According to the same WSJ report, this merger might be a way by which CVS is trying to further strengthen its business in the wake of rumors of Amazon entering the pharmacy business. The news of Amazon’s possible entry into the pharmacy domain has lately dampened the stock prices of the pharmacy retail businesses. Additionally, CVS’s loss of some contracts in the retail pharmacy business made it imperative for the company to enter into new deals to make its business thrive.

Aetna, in turn, will be able to provide further healthcare assistance to its user base by creating better synchronicity between health insurance and healthcare related products and services. Other than its retail pharmacy business, the offerings of CVS include:  pharmacy benefit management – the negotiation of  drug prices on the behalf of insurance companies.
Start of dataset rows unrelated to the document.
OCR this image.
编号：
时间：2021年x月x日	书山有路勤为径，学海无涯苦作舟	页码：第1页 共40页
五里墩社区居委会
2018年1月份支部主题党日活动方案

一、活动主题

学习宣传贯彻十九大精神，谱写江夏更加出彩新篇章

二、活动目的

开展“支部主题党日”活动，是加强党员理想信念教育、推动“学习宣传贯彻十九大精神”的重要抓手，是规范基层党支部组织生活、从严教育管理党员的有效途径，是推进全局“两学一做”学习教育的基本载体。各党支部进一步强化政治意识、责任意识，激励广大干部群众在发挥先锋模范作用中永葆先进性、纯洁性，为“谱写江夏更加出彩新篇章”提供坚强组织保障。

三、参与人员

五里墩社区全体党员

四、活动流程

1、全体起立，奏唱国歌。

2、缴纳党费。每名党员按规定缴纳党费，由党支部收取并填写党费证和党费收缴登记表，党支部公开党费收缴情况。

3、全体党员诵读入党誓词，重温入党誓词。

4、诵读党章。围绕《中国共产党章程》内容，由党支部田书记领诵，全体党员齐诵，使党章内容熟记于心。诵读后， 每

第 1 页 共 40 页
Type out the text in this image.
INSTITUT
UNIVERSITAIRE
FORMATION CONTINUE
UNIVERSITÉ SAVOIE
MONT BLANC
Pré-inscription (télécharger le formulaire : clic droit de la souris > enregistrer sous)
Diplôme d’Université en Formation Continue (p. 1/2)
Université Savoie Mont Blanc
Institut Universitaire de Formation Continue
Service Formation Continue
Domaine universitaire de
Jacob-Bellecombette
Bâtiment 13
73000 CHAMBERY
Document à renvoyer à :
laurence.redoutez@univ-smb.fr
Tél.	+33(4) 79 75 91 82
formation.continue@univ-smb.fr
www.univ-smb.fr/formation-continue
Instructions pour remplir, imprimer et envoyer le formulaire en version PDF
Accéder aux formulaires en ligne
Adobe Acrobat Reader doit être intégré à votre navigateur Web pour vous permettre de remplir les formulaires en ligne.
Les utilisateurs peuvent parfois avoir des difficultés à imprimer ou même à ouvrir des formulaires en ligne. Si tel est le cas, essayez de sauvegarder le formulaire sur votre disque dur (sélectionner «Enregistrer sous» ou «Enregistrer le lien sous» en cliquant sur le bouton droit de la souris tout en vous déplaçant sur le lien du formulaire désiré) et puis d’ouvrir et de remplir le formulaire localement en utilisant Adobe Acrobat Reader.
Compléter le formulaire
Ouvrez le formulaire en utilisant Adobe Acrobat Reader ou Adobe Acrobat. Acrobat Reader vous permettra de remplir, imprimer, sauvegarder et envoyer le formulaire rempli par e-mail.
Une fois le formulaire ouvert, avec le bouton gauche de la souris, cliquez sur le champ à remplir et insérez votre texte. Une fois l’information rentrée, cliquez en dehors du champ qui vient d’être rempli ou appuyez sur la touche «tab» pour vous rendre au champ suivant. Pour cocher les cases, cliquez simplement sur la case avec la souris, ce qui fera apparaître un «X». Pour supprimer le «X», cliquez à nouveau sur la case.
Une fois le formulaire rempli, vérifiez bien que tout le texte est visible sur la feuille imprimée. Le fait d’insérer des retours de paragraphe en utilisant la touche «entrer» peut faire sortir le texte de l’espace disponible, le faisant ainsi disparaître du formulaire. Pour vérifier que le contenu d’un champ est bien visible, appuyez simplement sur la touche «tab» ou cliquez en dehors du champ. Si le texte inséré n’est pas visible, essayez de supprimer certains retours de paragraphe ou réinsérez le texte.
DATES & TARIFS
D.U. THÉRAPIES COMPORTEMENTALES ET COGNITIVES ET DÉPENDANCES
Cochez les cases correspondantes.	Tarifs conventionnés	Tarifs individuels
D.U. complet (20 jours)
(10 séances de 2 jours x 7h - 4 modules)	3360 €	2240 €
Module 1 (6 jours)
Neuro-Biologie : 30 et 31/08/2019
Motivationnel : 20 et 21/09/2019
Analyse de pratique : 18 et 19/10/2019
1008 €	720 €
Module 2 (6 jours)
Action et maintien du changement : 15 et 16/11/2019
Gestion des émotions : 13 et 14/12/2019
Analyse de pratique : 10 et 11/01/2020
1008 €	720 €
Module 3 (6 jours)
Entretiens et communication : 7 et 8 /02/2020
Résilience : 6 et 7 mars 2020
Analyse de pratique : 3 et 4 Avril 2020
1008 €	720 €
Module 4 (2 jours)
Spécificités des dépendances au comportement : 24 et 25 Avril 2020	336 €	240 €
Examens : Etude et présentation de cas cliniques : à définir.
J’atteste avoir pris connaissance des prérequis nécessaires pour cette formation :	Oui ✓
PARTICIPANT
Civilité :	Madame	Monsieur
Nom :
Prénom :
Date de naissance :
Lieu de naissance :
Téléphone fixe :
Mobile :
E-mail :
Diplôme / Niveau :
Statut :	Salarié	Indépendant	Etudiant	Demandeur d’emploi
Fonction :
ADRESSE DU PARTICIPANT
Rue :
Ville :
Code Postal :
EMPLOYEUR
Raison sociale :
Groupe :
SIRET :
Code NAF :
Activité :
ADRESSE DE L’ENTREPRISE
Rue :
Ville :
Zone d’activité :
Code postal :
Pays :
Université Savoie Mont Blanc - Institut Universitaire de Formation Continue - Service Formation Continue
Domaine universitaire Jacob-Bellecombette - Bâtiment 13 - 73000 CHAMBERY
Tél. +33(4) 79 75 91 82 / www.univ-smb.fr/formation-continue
Its other services such as MinuteClinics, home infusion services, and long-term care pharmacies, are services that require close relationships with patients and hence, these services will help Aetna’s business as well, as insurers keep striving for building better relations with their subscribers.

The deal is further beneficial for Aetna as health insurers these days are preferring to bring the drug-prices negotiations in-house rather than delegating the job to an outside party such as the pharmacy benefit managers. In case the deal works out, Aetna will join a group of healthcare insurers such as UnitedHealth Group and Anthem who have also brought the services of pharmacy business managers in-house.

The deal might help the customers as well, as the health insurance plans they would get as a result of this merger  might prove more efficient for them.

On The Flip Side…

However, on the flip side, whether such an expensive deal will provide suitable returns on the investment always remains a question. Also, the deal will further perpetuate the industry consolidation that has been going on for quite sometime now. Competition is always a welcome factor in an industry as that ensures that the consumers get to choose the best possible alternative, hence, the growth of consolidation only raises a question about the possibility of a worse deal for customers later on.